Lookup character strings

just4geeks · Post by **just4geeks** » Sat Mar 07, 2009 11:11 pm

I have a fixed width flat file containing a field with character data type, such as,

ab dfa adfa
adie ab dsf
dfe adf abe

I have a lookup flat file which contains just one character field, such as,

Code: Select all

ab
do
so

I need to pull out those records which contain strings from lookup file. And I need to be able to specify if it can be present at the start, in the middle, or at the end. For example, consider the string, 'ab'. If I need to pull out records where ab is present at the start, I now do

Code: Select all

grep '^ab' <file>

. If ab is to be present in the middle, I now do

Code: Select all

grep ' ab ' <file>

. These grep commands have worked in the past because the lookup file was small.
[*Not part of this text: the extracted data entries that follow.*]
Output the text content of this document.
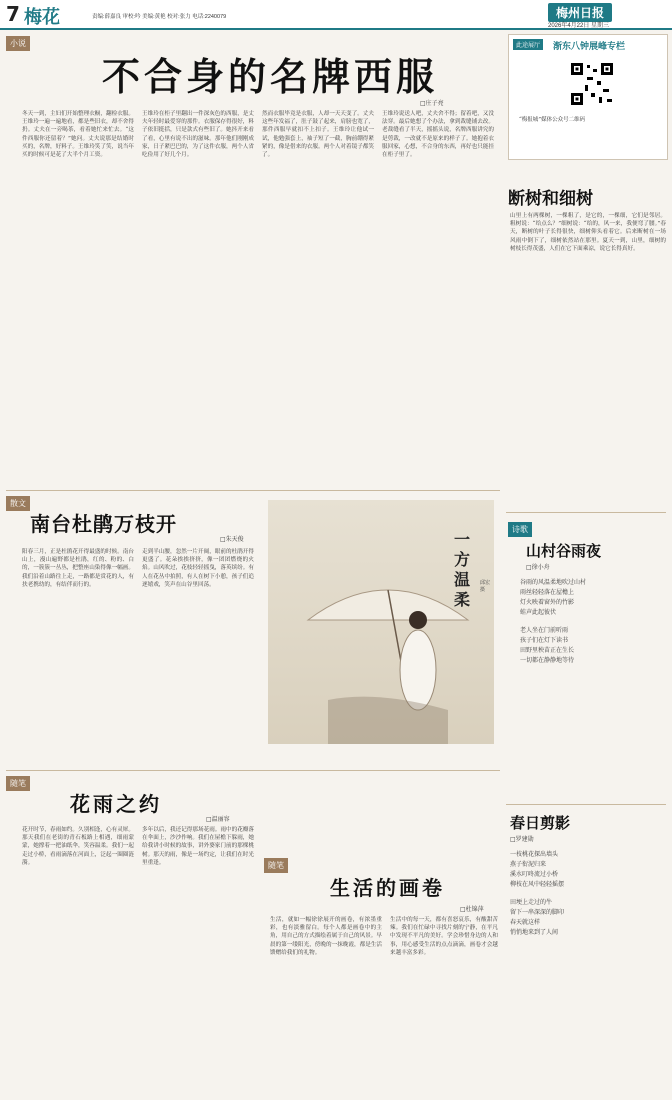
7 梅花	责编:薛嘉良 审校:吟 美编:黄艳 校对:张力 电话:2240079	梅州日报
2026年4月22日 星期三
小说
不合身的名牌西服
□庄子亮
冬天一到，主妇们开始整理衣橱，翻检衣服。王维玲一遍一遍地看，都是些旧衣，却不舍得扔。丈夫在一旁喝茶，看着她忙来忙去。“这件西服你还留着？”她问。丈夫说那是结婚时买的，名牌，好料子。王维玲笑了笑，说当年买的时候可是花了大半个月工资。
王维玲在柜子里翻出一件深灰色的西服，是丈夫年轻时最爱穿的那件。衣服保存得很好，料子依旧挺括，只是款式有些旧了。她抖开来看了看，心里有说不出的滋味。那年他们刚刚成家，日子紧巴巴的，为了这件衣服，两个人省吃俭用了好几个月。
然而衣服毕竟是衣服，人却一天天变了。丈夫这些年发福了，肚子鼓了起来，肩膀也宽了，那件西服早就扣不上扣子。王维玲让他试一试，他勉强套上，袖子短了一截，胸前绷得紧紧的，像是借来的衣服。两个人对着镜子都笑了。
王维玲说送人吧，丈夫舍不得；留着吧，又没法穿。最后她想了个办法，拿到裁缝铺去改。老裁缝看了半天，摇摇头说，名牌西服讲究的是剪裁，一改就不是原来的样子了。她抱着衣服回家，心想，不合身的东西，再好也只能挂在柜子里了。
此途展厅	渐东八钟展峰专栏
“梅报城”媒体公众号二维码
断树和细树
山里上有两棵树，一棵粗了，是它的，一棵细，它们是邻居。粗树说：“给点么？”细树说：“给的，风一来，我便弯了腰。”春天，断树的叶子长得很快，细树仰头看着它。后来断树在一场风雨中倒下了，细树依然站在那里。夏天一到，山里，细树的树枝长得茂盛，人们在它下面乘凉，说它长得真好。
散文
南台杜鹃万枝开
□朱天俊
阳春三月，正是杜鹃花开得最盛的时候。南台山上，漫山遍野都是杜鹃，红的、粉的、白的，一簇簇一丛丛，把整座山染得像一幅画。我们沿着山路往上走，一路都是赏花的人，有扶老携幼的，有结伴而行的。
走到半山腰，忽然一片开阔，眼前的杜鹃开得更盛了。花朵挨挨挤挤，像一团团燃烧的火焰。山风吹过，花枝轻轻摇曳，落英缤纷。有人在花丛中拍照，有人在树下小憩，孩子们追逐嬉戏，笑声在山谷里回荡。
一方温柔
邱宏 摄
随笔
花雨之约
□温丽容
花开时节，春雨如约。久别相逢，心有灵犀。那天我们在老街的青石板路上相遇，细雨蒙蒙，她撑着一把油纸伞，笑容温柔。我们一起走过小桥，看雨滴落在河面上，泛起一圈圈涟漪。
多年以后，我还记得那场花雨。雨中的花瓣落在伞面上，沙沙作响。我们在屋檐下躲雨，她给我讲小时候的故事，讲外婆家门前的那棵桃树。那天的雨，像是一场约定，让我们在时光里重逢。	随笔
生活的画卷
□杜锦萍
生活，就如一幅徐徐展开的画卷，有浓墨重彩，也有淡雅留白。每个人都是画卷中的主角，用自己的方式描绘着属于自己的风景。早晨的第一缕阳光，傍晚的一抹晚霞，都是生活馈赠给我们的礼物。
生活中的每一天，都有喜怒哀乐，有酸甜苦辣。我们在忙碌中寻找片刻的宁静，在平凡中发现不平凡的美好。学会珍惜身边的人和事，用心感受生活的点点滴滴，画卷才会越来越丰富多彩。
诗歌
山村谷雨夜
□徐小舟
谷雨的风温柔地吹过山村
雨丝轻轻落在屋檐上
灯火映着窗外的竹影
蛙声此起彼伏
老人坐在门前听雨
孩子们在灯下读书
田野里秧苗正在生长
一切都在静静地等待
春日剪影
□罗建勋
一枝桃花探出墙头
燕子衔泥归来
溪水叮咚流过小桥
柳枝在风中轻轻摇摆
田埂上走过的牛
留下一串深深的脚印
春天就这样
悄悄地来到了人间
Now it was grown to over 18000 records.

How do I implement this in DataStage? The existing lookup stage only looks for exact matches of the lookup field value. But that will not get my expected results.
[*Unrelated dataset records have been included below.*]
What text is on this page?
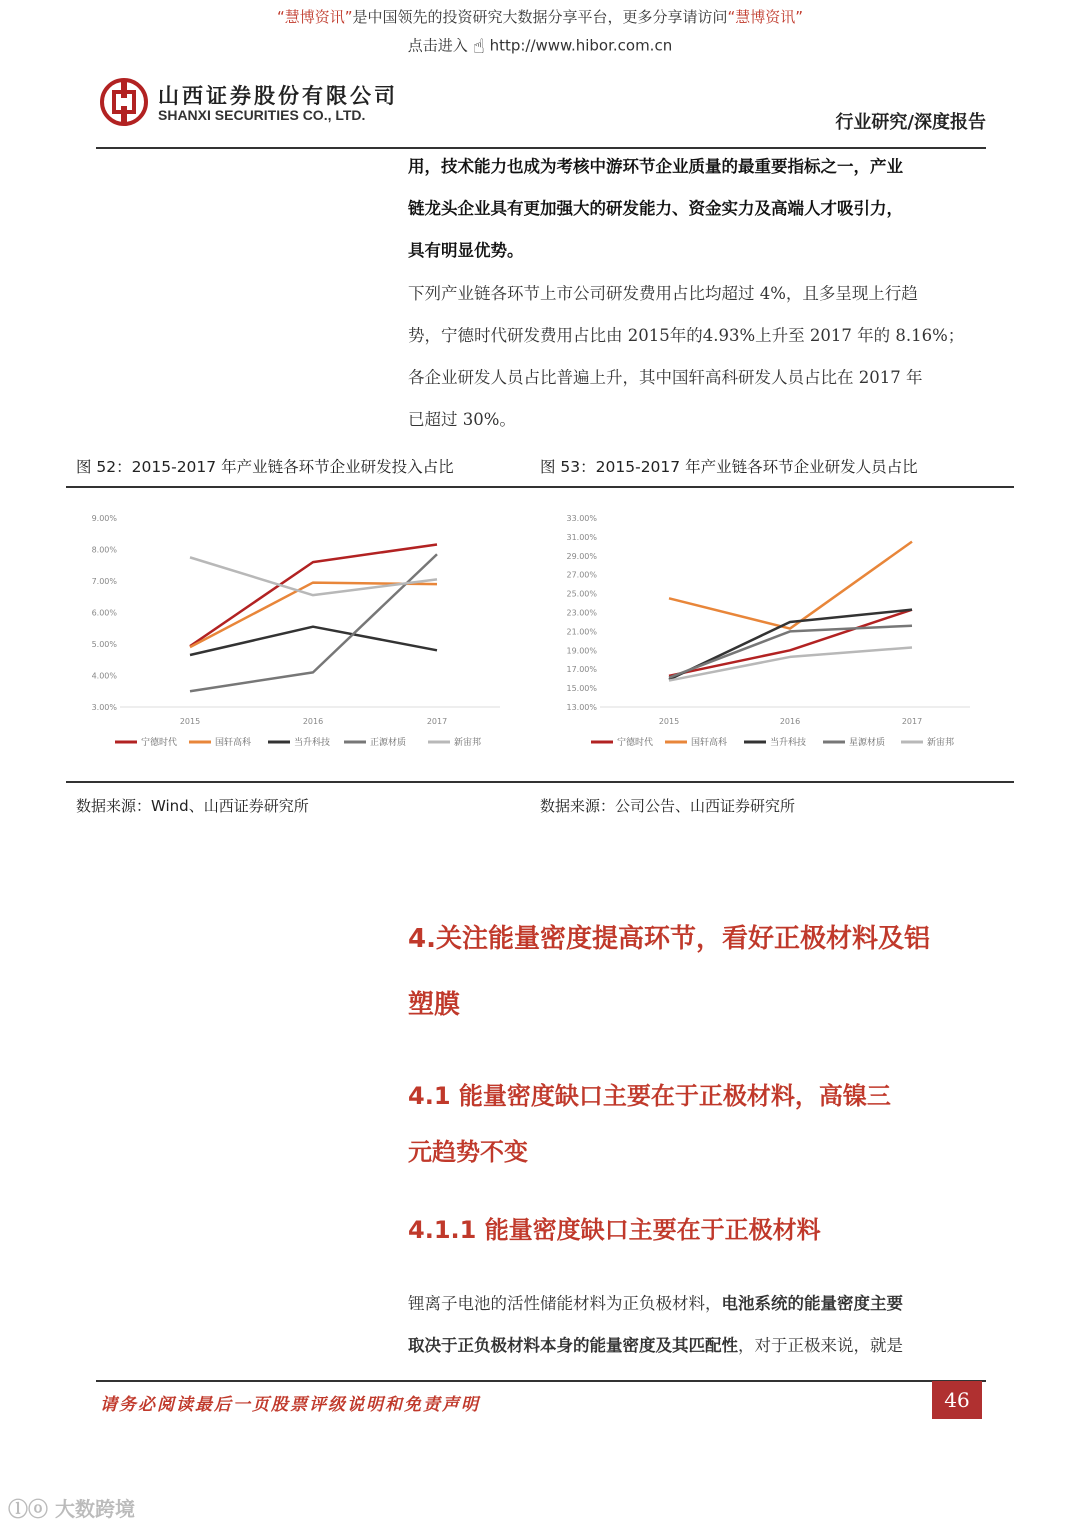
“慧博资讯”是中国领先的投资研究大数据分享平台，更多分享请访问“慧博资讯”
点击进入 ☝ http://www.hibor.com.cn
山西证券股份有限公司
SHANXI SECURITIES CO., LTD.	行业研究/深度报告
用，技术能力也成为考核中游环节企业质量的最重要指标之一，产业
链龙头企业具有更加强大的研发能力、资金实力及高端人才吸引力，
具有明显优势。
下列产业链各环节上市公司研发费用占比均超过 4%，且多呈现上行趋
势，宁德时代研发费用占比由 2015年的4.93%上升至 2017 年的 8.16%；
各企业研发人员占比普遍上升，其中国轩高科研发人员占比在 2017 年
已超过 30%。
图 52：2015-2017 年产业链各环节企业研发投入占比	图 53：2015-2017 年产业链各环节企业研发人员占比
3.00%
4.00%
5.00%
6.00%
7.00%
8.00%
9.00%
2015	2016	2017
宁德时代	国轩高科	当升科技	正源材质	新宙邦
13.00%
15.00%
17.00%
19.00%
21.00%
23.00%
25.00%
27.00%
29.00%
31.00%
33.00%
2015	2016	2017
宁德时代	国轩高科	当升科技	星源材质	新宙邦
数据来源：Wind、山西证券研究所	数据来源：公司公告、山西证券研究所
4.关注能量密度提高环节，看好正极材料及铝
塑膜
4.1 能量密度缺口主要在于正极材料，高镍三
元趋势不变
4.1.1 能量密度缺口主要在于正极材料
锂离子电池的活性储能材料为正负极材料，电池系统的能量密度主要
取决于正负极材料本身的能量密度及其匹配性，对于正极来说，就是
请务必阅读最后一页股票评级说明和免责声明	46
ⓛⓞ 大数跨境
Any ideas will be appreciated.

Rubu · Post by **Rubu** » Sun Mar 08, 2009 4:21 am

if i have understood your question correctly, you are trying to pull out data from the first file depending on values in lookup file (e.g. 'ab').

how many columns the first file has. if its limited (3,4) you can have a join stage joining both the files with equating lookup file column with all the columns of the first file and connecting them with OR condition.
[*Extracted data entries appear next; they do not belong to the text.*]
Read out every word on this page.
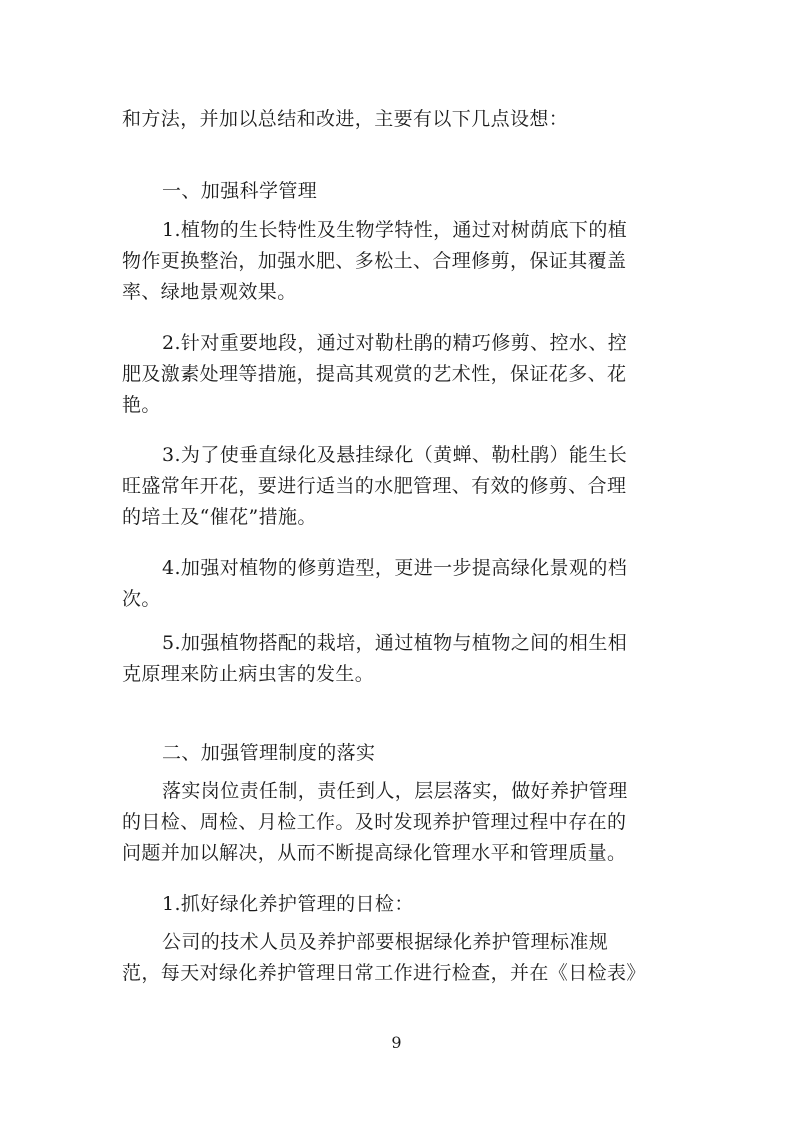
和方法，并加以总结和改进，主要有以下几点设想：
一、加强科学管理
1.植物的生长特性及生物学特性，通过对树荫底下的植
物作更换整治，加强水肥、多松土、合理修剪，保证其覆盖
率、绿地景观效果。
2.针对重要地段，通过对勒杜鹃的精巧修剪、控水、控
肥及激素处理等措施，提高其观赏的艺术性，保证花多、花
艳。
3.为了使垂直绿化及悬挂绿化（黄蝉、勒杜鹃）能生长
旺盛常年开花，要进行适当的水肥管理、有效的修剪、合理
的培土及“催花”措施。
4.加强对植物的修剪造型，更进一步提高绿化景观的档
次。
5.加强植物搭配的栽培，通过植物与植物之间的相生相
克原理来防止病虫害的发生。
二、加强管理制度的落实
落实岗位责任制，责任到人，层层落实，做好养护管理
的日检、周检、月检工作。及时发现养护管理过程中存在的
问题并加以解决，从而不断提高绿化管理水平和管理质量。
1.抓好绿化养护管理的日检：
公司的技术人员及养护部要根据绿化养护管理标准规
范，每天对绿化养护管理日常工作进行检查，并在《日检表》
9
Next you can use a remove duplicate state to remove the dups arising due to multiple different look strings present in same row.

just4geeks · Post by **just4geeks** » Sun Mar 08, 2009 6:51 am

Rubu wrote:if i have understood your question correctly, you are trying to pull out data from the first file depending on values in lookup file (e.g. 'ab').

how many columns the first file has. if its limited (3,4) you can have a join stage joining both the files with equating lookup file column with all the columns of the first file and connecting them with OR condition.

Next you can use a remove duplicate state to remove the dups arising due to multiple different look strings present in same row.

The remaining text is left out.